Apple has taken umbrage with a popular third-party sticker pack for the iOS 10 Messages app, which allows users to effectively put words into their friends’ mouths.

The Phoneys app makes it possible to place stickers that look like the received blue (iMessage) and green (SMS) speech bubbles within the Messages app.

The idea is to make it look like friends have sent something they haven’t, which could be hilarious and in some circumstances be very, very damaging to enemies.

Related: iOS 10 review

The 99¢ pack even uses the San Francisco font to make the bubbles look more convincing. It seemed to strike a chord with iPhone-owning pranksters, topping the Top Grossing and Top Paid sections of the Messages App Store.

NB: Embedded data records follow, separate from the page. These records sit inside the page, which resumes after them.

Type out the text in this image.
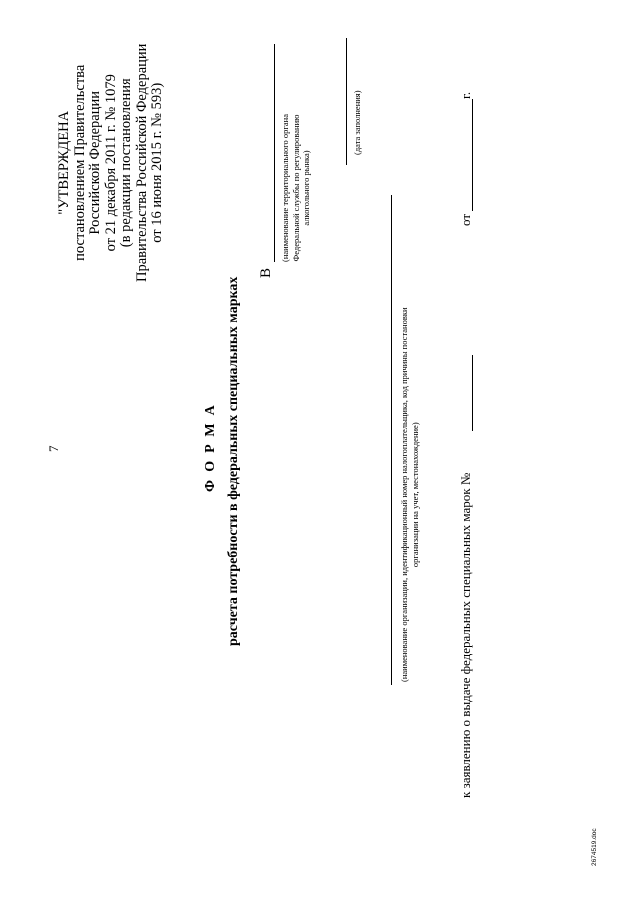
7
"УТВЕРЖДЕНА постановлением Правительства Российской Федерации от 21 декабря 2011 г. № 1079 (в редакции постановления Правительства Российской Федерации от 16 июня 2015 г. № 593)
В
(наименование территориального органа Федеральной службы по регулированию алкогольного рынка)
(дата заполнения)
ФОРМА расчета потребности в федеральных специальных марках	(наименование организации, идентификационный номер налогоплательщика, код причины постановки организации на учет, местонахождение)	к заявлению о выдаче федеральных специальных марок №
от
г.
2674519.doc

Well, now Apple seems pretty peeved the stickers made it through the app review process and has contacted the developer to make changes or face deletion.

Posting on Medium (via BGR), the developer, Adam Howell wrote:

“Apple’s lawyers weren’t happy that Phoneys got through the review process. The stickers couldn’t be blue or green, they couldn’t use San Francisco as the typeface, and the app could no longer be marketed as a “prank” app, because Apple doesn’t approve prank apps (even though I myself had never used the word “prank” when marketing Phoneys, others did, and I certainly understood where he was coming from). They were not going to pull the app, Bill made sure to emphasize. They’d give me a week, until next Thursday, to fundamentally change it so that the bubbles looked nothing like iMessage bubbles, instead looking something closer to “comic book cartoon bubbles”. I said okay, thanks a lot Bill, and that was the end of the conversation.”

Howell has the choice of making the changes and disappointing customers or not making the changes and seeing the app pulled… and disappointing customers.

Right now he hasn’t decided which avenue to take, but his tale of woe is an example of what happens when you turn an app that was working perfectly well for many years into a gimmick, in order to try and compete with Snapchat.